# Integro-differential equation

In mathematics, an integro-differential equation is an equation that involves both integrals and derivatives of a function.

## General first order linear equations

The general first-order, linear integro-differential equation is of the form

$\frac{d}{dx}u(x) + \int_{x_0}^x f(t,u(t))\,dt = g(x,u(x)), \qquad u(x_0) = u_0, \qquad x_0 \ge 0.$

As is typical with differential equations, obtaining a closed-form solution can often be difficult. In the relatively few cases where a solution can be found, it is often by some kind of integral transform, where the problem is first transformed into an algebraic setting.
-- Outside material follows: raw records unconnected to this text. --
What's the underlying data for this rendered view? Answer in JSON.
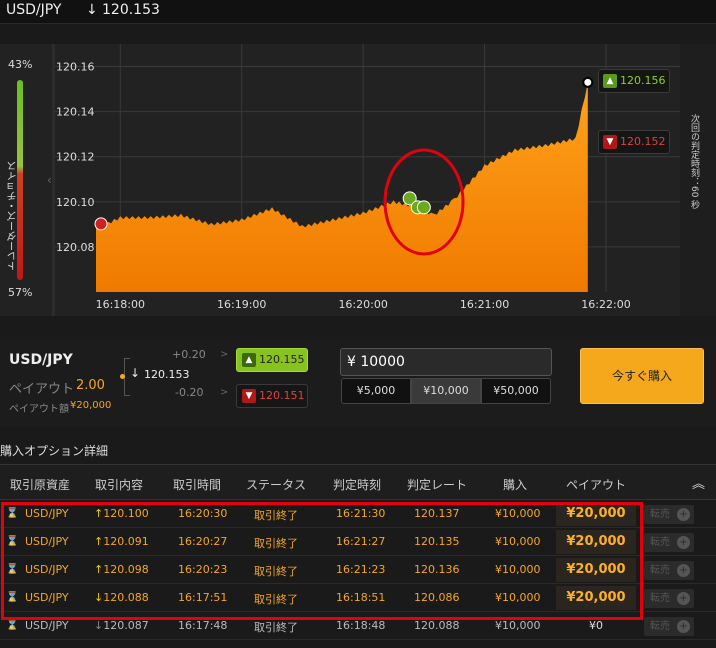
{
  "header": {
    "pair": "USD/JPY",
    "direction": "↓",
    "rate": "120.153"
  },
  "chart": {
    "traders_choice_label": "トレーダーズ・チョイス",
    "pct_top": "43%",
    "pct_bottom": "57%",
    "timer_label": "次回の判定時刻：60 秒",
    "high_box": {
      "icon": "up-arrow-icon",
      "rate": "120.156"
    },
    "low_box": {
      "icon": "down-arrow-icon",
      "rate": "120.152"
    }
  },
  "chart_data": {
    "type": "area",
    "x_ticks": [
      "16:18:00",
      "16:19:00",
      "16:20:00",
      "16:21:00",
      "16:22:00"
    ],
    "y_ticks": [
      "120.08",
      "120.10",
      "120.12",
      "120.14",
      "120.16"
    ],
    "ylim": [
      120.06,
      120.17
    ],
    "xlim": [
      "16:17:48",
      "16:22:00"
    ],
    "grid": true,
    "x": [
      "16:17:48",
      "16:18:00",
      "16:18:15",
      "16:18:30",
      "16:18:45",
      "16:19:00",
      "16:19:15",
      "16:19:30",
      "16:19:45",
      "16:20:00",
      "16:20:15",
      "16:20:25",
      "16:20:35",
      "16:20:45",
      "16:21:00",
      "16:21:15",
      "16:21:30",
      "16:21:45",
      "16:21:51"
    ],
    "y": [
      120.088,
      120.093,
      120.093,
      120.094,
      120.09,
      120.092,
      120.097,
      120.089,
      120.092,
      120.095,
      120.1,
      120.098,
      120.094,
      120.101,
      120.116,
      120.123,
      120.125,
      120.128,
      120.153
    ],
    "markers": [
      {
        "time": "16:17:51",
        "direction": "low"
      },
      {
        "time": "16:20:23",
        "direction": "high"
      },
      {
        "time": "16:20:27",
        "direction": "high"
      },
      {
        "time": "16:20:30",
        "direction": "high"
      }
    ],
    "colors": {
      "fill_top": "#ffa21a",
      "fill_bottom": "#f07a00",
      "circle": "#e3000f"
    }
  },
  "trade": {
    "pair": "USD/JPY",
    "payout_label": "ペイアウト",
    "payout_value": "2.00",
    "payout_amount_label": "ペイアウト額",
    "payout_amount": "¥20,000",
    "offset_plus": "+0.20",
    "offset_minus": "-0.20",
    "arrow": "↓",
    "current_rate": "120.153",
    "gt": ">",
    "high_rate": "120.155",
    "low_rate": "120.151",
    "amount_value": "¥ 10000",
    "presets": [
      "¥5,000",
      "¥10,000",
      "¥50,000"
    ],
    "buy_now": "今すぐ購入"
  },
  "details": {
    "title": "購入オプション詳細",
    "headers": [
      "取引原資産",
      "取引内容",
      "取引時間",
      "ステータス",
      "判定時刻",
      "判定レート",
      "購入",
      "ペイアウト"
    ],
    "collapse_icon": "︽",
    "sell_label": "転売",
    "rows": [
      {
        "asset": "USD/JPY",
        "dir": "↑",
        "rate": "120.100",
        "time": "16:20:30",
        "status": "取引終了",
        "expiry": "16:21:30",
        "expiry_rate": "120.137",
        "amount": "¥10,000",
        "payout": "¥20,000",
        "state": "active"
      },
      {
        "asset": "USD/JPY",
        "dir": "↑",
        "rate": "120.091",
        "time": "16:20:27",
        "status": "取引終了",
        "expiry": "16:21:27",
        "expiry_rate": "120.135",
        "amount": "¥10,000",
        "payout": "¥20,000",
        "state": "active"
      },
      {
        "asset": "USD/JPY",
        "dir": "↑",
        "rate": "120.098",
        "time": "16:20:23",
        "status": "取引終了",
        "expiry": "16:21:23",
        "expiry_rate": "120.136",
        "amount": "¥10,000",
        "payout": "¥20,000",
        "state": "active"
      },
      {
        "asset": "USD/JPY",
        "dir": "↓",
        "rate": "120.088",
        "time": "16:17:51",
        "status": "取引終了",
        "expiry": "16:18:51",
        "expiry_rate": "120.086",
        "amount": "¥10,000",
        "payout": "¥20,000",
        "state": "active"
      },
      {
        "asset": "USD/JPY",
        "dir": "↓",
        "rate": "120.087",
        "time": "16:17:48",
        "status": "取引終了",
        "expiry": "16:18:48",
        "expiry_rate": "120.088",
        "amount": "¥10,000",
        "payout": "¥0",
        "state": "expired"
      }
    ]
  }
}
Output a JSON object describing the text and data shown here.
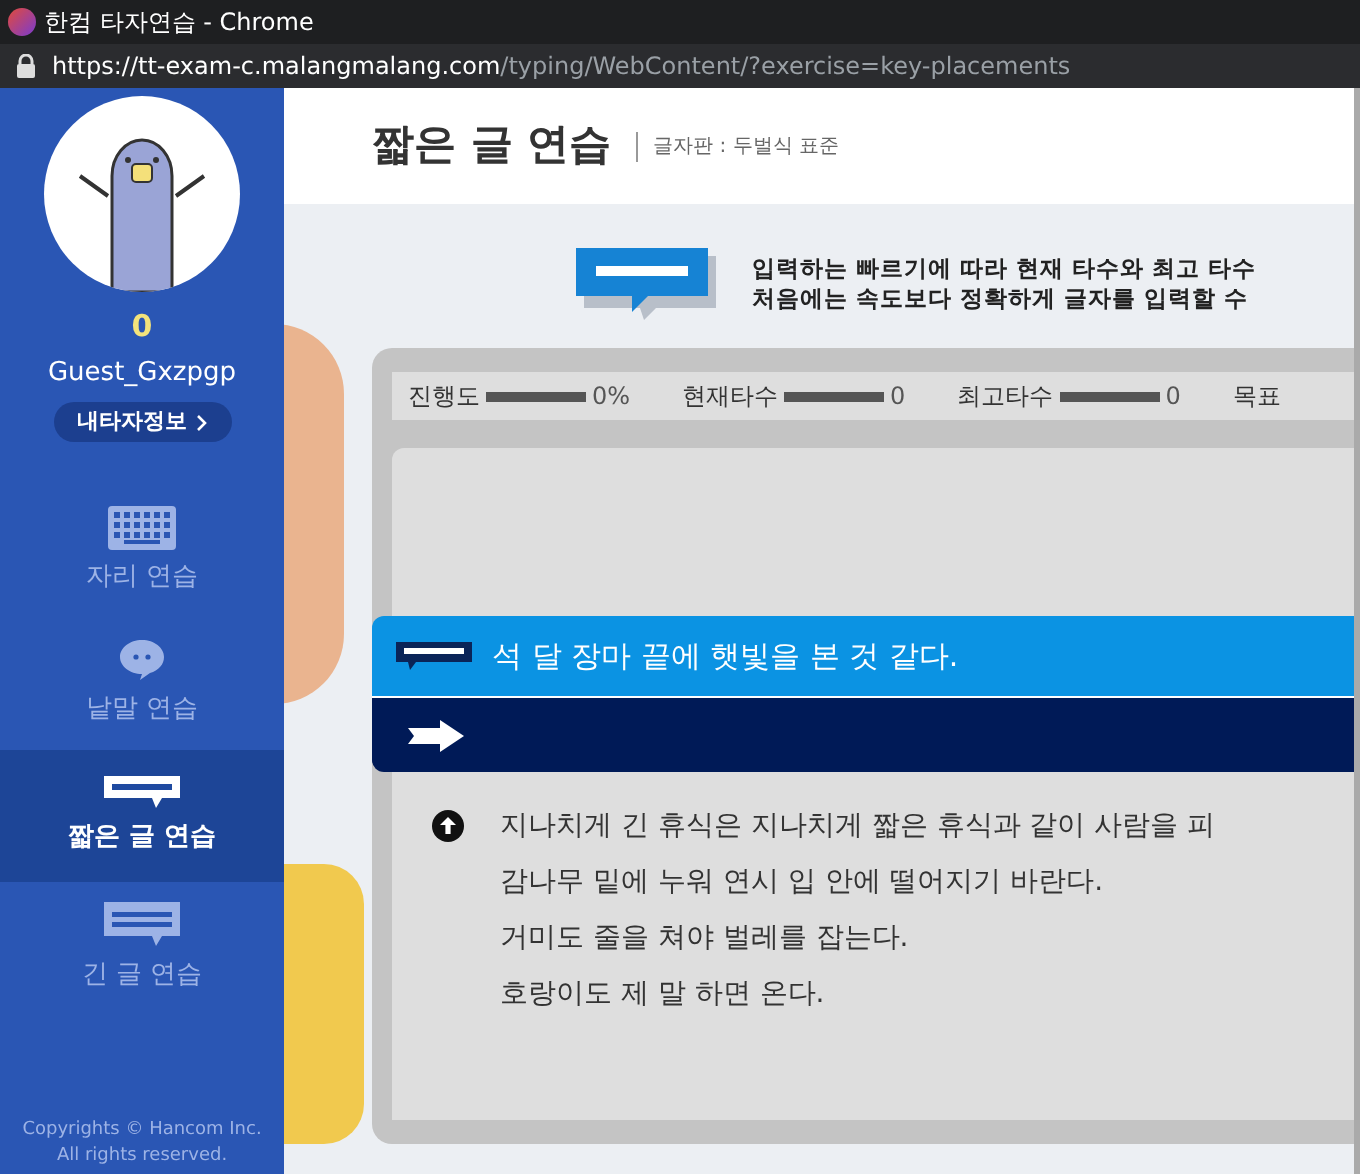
{
  "window": {
    "title": "한컴 타자연습 - Chrome"
  },
  "address_bar": {
    "host": "https://tt-exam-c.malangmalang.com",
    "path": "/typing/WebContent/?exercise=key-placements"
  },
  "profile": {
    "score": "0",
    "username": "Guest_Gxzpgp",
    "info_button": "내타자정보"
  },
  "sidebar": {
    "items": [
      {
        "label": "자리 연습",
        "kind": "keyboard",
        "selected": false
      },
      {
        "label": "낱말 연습",
        "kind": "word",
        "selected": false
      },
      {
        "label": "짧은 글 연습",
        "kind": "short",
        "selected": true
      },
      {
        "label": "긴 글 연습",
        "kind": "long",
        "selected": false
      }
    ],
    "copyright": [
      "Copyrights © Hancom Inc.",
      "All rights reserved."
    ]
  },
  "header": {
    "title": "짧은 글 연습",
    "keyboard_layout": "글자판 : 두벌식 표준"
  },
  "info": {
    "lines": [
      "입력하는 빠르기에 따라 현재 타수와 최고 타수",
      "처음에는 속도보다 정확하게 글자를 입력할 수"
    ]
  },
  "stats": [
    {
      "label": "진행도",
      "value": "0%"
    },
    {
      "label": "현재타수",
      "value": "0"
    },
    {
      "label": "최고타수",
      "value": "0"
    },
    {
      "label": "목표"
    }
  ],
  "current_sentence": "석 달 장마 끝에 햇빛을 본 것 같다.",
  "upcoming": [
    "지나치게 긴 휴식은 지나치게 짧은 휴식과 같이 사람을 피",
    "감나무 밑에 누워 연시 입 안에 떨어지기 바란다.",
    "거미도 줄을 쳐야 벌레를 잡는다.",
    "호랑이도 제 말 하면 온다."
  ]
}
In such situations, the solution of the problem may be derived by applying the inverse transform to the solution of this algebraic equation.

### Example

Consider the following first-order problem,

$u'(x) + 2u(x) + 5\int_{0}^{x}u(t)\,dt = \left\{ \begin{array}{ll} 1, \qquad x \geq 0\\ 0, \qquad x < 0 \end{array} \right. \qquad \text{with} \qquad u(0)=0.$

The Laplace transform is defined by,

$U(s) = \mathcal{L} \left\{u(x)\right\}=\int_0^{\infty} e^{-sx} u(x) \,dx.$

Upon taking term-by-term Laplace transforms, and utilising the rules for derivatives and integrals, the integro-differential equation is converted into the following algebraic equation,

$s U(s) - u(0) + 2U(s) + \frac{5}{s}U(s) = \frac{1}{s}.$

Thus,

$U(s) = \frac{1}{s^2 + 2s + 5}$.

Inverting the Laplace transform using contour integral methods then gives

$u(x) = \frac{1}{2} e^{-x} \sin(2x)$.

## Applications

Integro-differential equations model many situations from science and engineering. A particularly rich source is electrical circuit analysis.[citation needed]

The activity of interacting inhibitory and excitatory neurons can be described by a system of integro-differential equations, see for example the Wilson-Cowan model.